The people at the Mercedes Heritage website pointed this out: notice the rails. You can’t, actually, because there aren’t any. Judging by the angle of the rear end of that Mercedes, this move took some serious courage. I say courage, but I really means balls.
Most of you have seen McQueen on “Le Mans”, Lee Katzin’s 1971 production.
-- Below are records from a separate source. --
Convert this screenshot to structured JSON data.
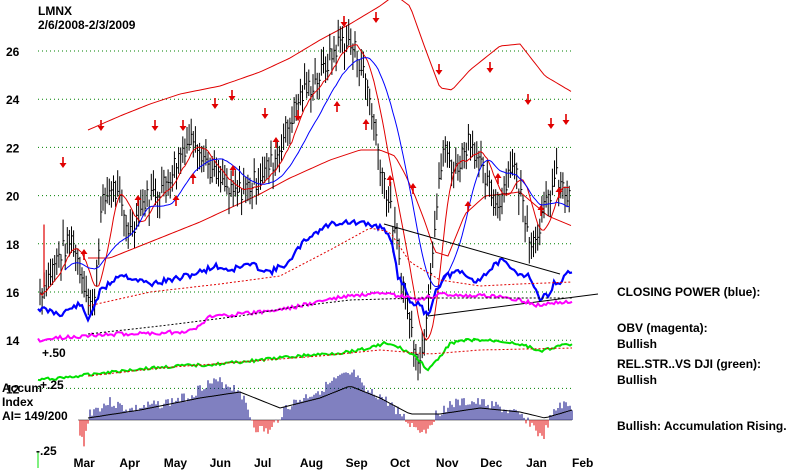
{
  "header": {
    "ticker": "LMNX",
    "range": "2/6/2008-2/3/2009"
  },
  "notes": {
    "closing_power": "CLOSING POWER (blue):",
    "obv_label": "OBV (magenta):",
    "obv_state": "Bullish",
    "relstr_label": "REL.STR..VS DJI (green):",
    "relstr_state": "Bullish",
    "bullish_note": "Bullish: Accumulation Rising."
  },
  "indicator_labels": {
    "p50": "+.50",
    "p25": "+.25",
    "accum": "Accum",
    "index": "Index",
    "ai": "AI= 149/200",
    "m25": "-.25"
  },
  "colors": {
    "price": "#000000",
    "band": "#e00000",
    "ma_red": "#e00000",
    "ma_blue": "#0000ff",
    "closing_power": "#0000ff",
    "obv": "#ff00ff",
    "relstr": "#00e000",
    "accum": "#000080",
    "accum_neg": "#e00000",
    "arrow": "#e00000",
    "grid": "#008000"
  },
  "chart_data": {
    "type": "line",
    "title": "LMNX",
    "subtitle": "2/6/2008-2/3/2009",
    "x_ticks": [
      "Mar",
      "Apr",
      "May",
      "Jun",
      "Jul",
      "Aug",
      "Sep",
      "Oct",
      "Nov",
      "Dec",
      "Jan",
      "Feb"
    ],
    "y_ticks": [
      12,
      14,
      16,
      18,
      20,
      22,
      24,
      26
    ],
    "ylim": [
      11,
      27.5
    ],
    "grid": true,
    "price_close_keypoints": [
      [
        "2008-02-06",
        15.8
      ],
      [
        "2008-02-20",
        17.5
      ],
      [
        "2008-02-29",
        18.2
      ],
      [
        "2008-03-10",
        16.0
      ],
      [
        "2008-03-14",
        15.2
      ],
      [
        "2008-03-20",
        19.5
      ],
      [
        "2008-03-27",
        20.5
      ],
      [
        "2008-04-08",
        18.5
      ],
      [
        "2008-04-18",
        19.8
      ],
      [
        "2008-05-02",
        20.5
      ],
      [
        "2008-05-14",
        22.0
      ],
      [
        "2008-05-22",
        22.5
      ],
      [
        "2008-06-02",
        21.0
      ],
      [
        "2008-06-16",
        20.0
      ],
      [
        "2008-06-30",
        20.5
      ],
      [
        "2008-07-15",
        21.5
      ],
      [
        "2008-07-31",
        24.0
      ],
      [
        "2008-08-15",
        25.0
      ],
      [
        "2008-08-29",
        26.5
      ],
      [
        "2008-09-08",
        26.0
      ],
      [
        "2008-09-16",
        24.5
      ],
      [
        "2008-09-24",
        21.5
      ],
      [
        "2008-10-01",
        19.5
      ],
      [
        "2008-10-08",
        17.0
      ],
      [
        "2008-10-15",
        14.5
      ],
      [
        "2008-10-22",
        13.0
      ],
      [
        "2008-10-29",
        17.5
      ],
      [
        "2008-11-06",
        22.0
      ],
      [
        "2008-11-14",
        21.0
      ],
      [
        "2008-11-24",
        22.5
      ],
      [
        "2008-12-02",
        21.0
      ],
      [
        "2008-12-12",
        19.5
      ],
      [
        "2008-12-23",
        21.5
      ],
      [
        "2009-01-05",
        18.0
      ],
      [
        "2009-01-14",
        19.5
      ],
      [
        "2009-01-21",
        20.8
      ],
      [
        "2009-01-30",
        19.8
      ]
    ],
    "indicators": {
      "accum_index_range": [
        -0.25,
        0.5
      ],
      "accum_index_value": "AI= 149/200"
    }
  }
}
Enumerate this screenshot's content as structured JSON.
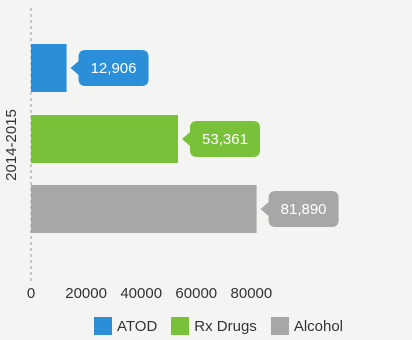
{
  "chart_data": {
    "type": "bar",
    "orientation": "horizontal",
    "categories": [
      "2014-2015"
    ],
    "series": [
      {
        "name": "ATOD",
        "values": [
          12906
        ],
        "label": "12,906",
        "color": "#2a8fd8"
      },
      {
        "name": "Rx Drugs",
        "values": [
          53361
        ],
        "label": "53,361",
        "color": "#7ac13a"
      },
      {
        "name": "Alcohol",
        "values": [
          81890
        ],
        "label": "81,890",
        "color": "#a7a7a7"
      }
    ],
    "x_ticks": [
      "0",
      "20000",
      "40000",
      "60000",
      "80000"
    ],
    "xlim": [
      0,
      90000
    ],
    "grid": false,
    "legend_position": "bottom"
  }
}
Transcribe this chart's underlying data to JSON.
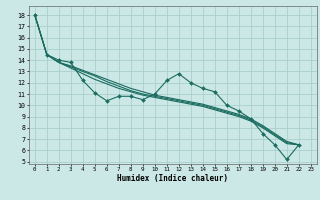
{
  "title": "",
  "xlabel": "Humidex (Indice chaleur)",
  "ylabel": "",
  "bg_color": "#cce8e6",
  "grid_color": "#aacfcd",
  "line_color": "#1a6b60",
  "series_zigzag": [
    18.0,
    14.5,
    14.0,
    13.8,
    12.2,
    11.1,
    10.4,
    10.8,
    10.8,
    10.5,
    11.0,
    12.2,
    12.8,
    12.0,
    11.5,
    11.2,
    10.0,
    9.5,
    8.8,
    7.5,
    6.5,
    5.2,
    6.5
  ],
  "series_diag1": [
    18.0,
    14.5,
    13.8,
    13.3,
    12.8,
    12.3,
    11.9,
    11.5,
    11.2,
    10.9,
    10.7,
    10.5,
    10.3,
    10.1,
    9.9,
    9.6,
    9.3,
    9.0,
    8.6,
    8.0,
    7.3,
    6.6,
    6.5
  ],
  "series_diag2": [
    18.0,
    14.5,
    13.8,
    13.4,
    13.0,
    12.6,
    12.1,
    11.7,
    11.3,
    11.0,
    10.8,
    10.6,
    10.4,
    10.2,
    10.0,
    9.7,
    9.4,
    9.1,
    8.7,
    8.1,
    7.4,
    6.7,
    6.5
  ],
  "series_diag3": [
    18.0,
    14.5,
    13.8,
    13.5,
    13.1,
    12.7,
    12.3,
    11.9,
    11.5,
    11.2,
    10.9,
    10.7,
    10.5,
    10.3,
    10.1,
    9.8,
    9.5,
    9.2,
    8.8,
    8.2,
    7.5,
    6.8,
    6.5
  ],
  "xlim": [
    -0.5,
    23.5
  ],
  "ylim": [
    4.8,
    18.8
  ],
  "xticks": [
    0,
    1,
    2,
    3,
    4,
    5,
    6,
    7,
    8,
    9,
    10,
    11,
    12,
    13,
    14,
    15,
    16,
    17,
    18,
    19,
    20,
    21,
    22,
    23
  ],
  "yticks": [
    5,
    6,
    7,
    8,
    9,
    10,
    11,
    12,
    13,
    14,
    15,
    16,
    17,
    18
  ]
}
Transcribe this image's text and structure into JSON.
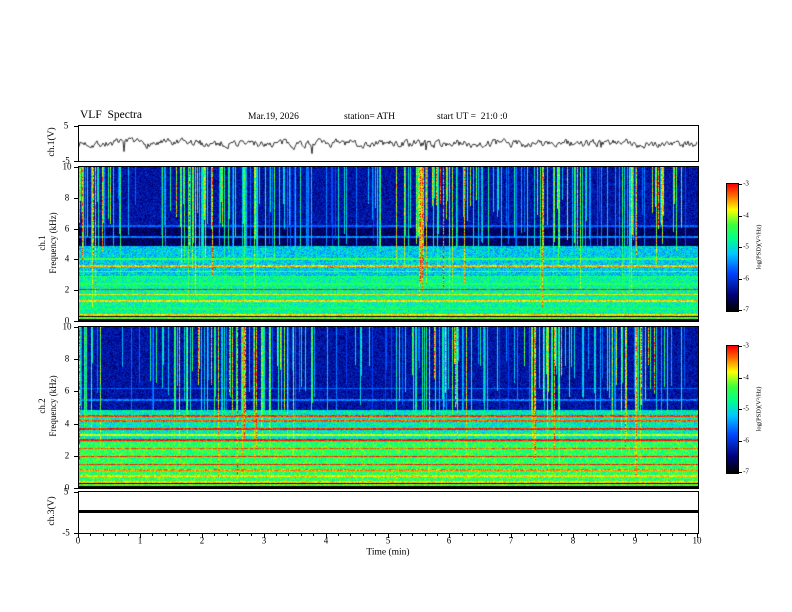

What some of you might not know (I didn’t) is that we could have seen McQueen on ‘Grand Prix’ as well, or at least in some other form of it. Here are the words of Smuckatelli on the topic:
“Steve McQueen had the idea to make a movie about Grand Prix racing and it was to be called “Day of the Champion” with MGM producing the movie. Steve even did some work using a Lotus camera car (see photo). That is actually Steve driving the car with some brave schmuck working the camera. Unfortunately for Steve John Frankenheimer started production on his movie called “Grand Prix” and they cast Steve’s good friend James Garner as the lead. As a result Day of the Champion was put on the shelf and Steve got so angry that he didn’t speak to James Garner for two years.”
Portugal was once a synonym for fast, full on racing pedigree as far as Formula 1 is concerned, up until we lost the great street circuits both in Lisbon and Oporto — and then Estoril. It’s like the country dumped F1 for good.
So today it is quite endearing for us to watch clips like these, which remind us of what we once had and how a country, in serious need of development back in the days, stopped to a halt just to get a glimpse of what it felt like to live life really really fast.
This event was won by Stirling Moss (Cooper/Climax) with our own portuguese pilot Mário Araújo Cabral coming in 10th (Cooper/Maserati).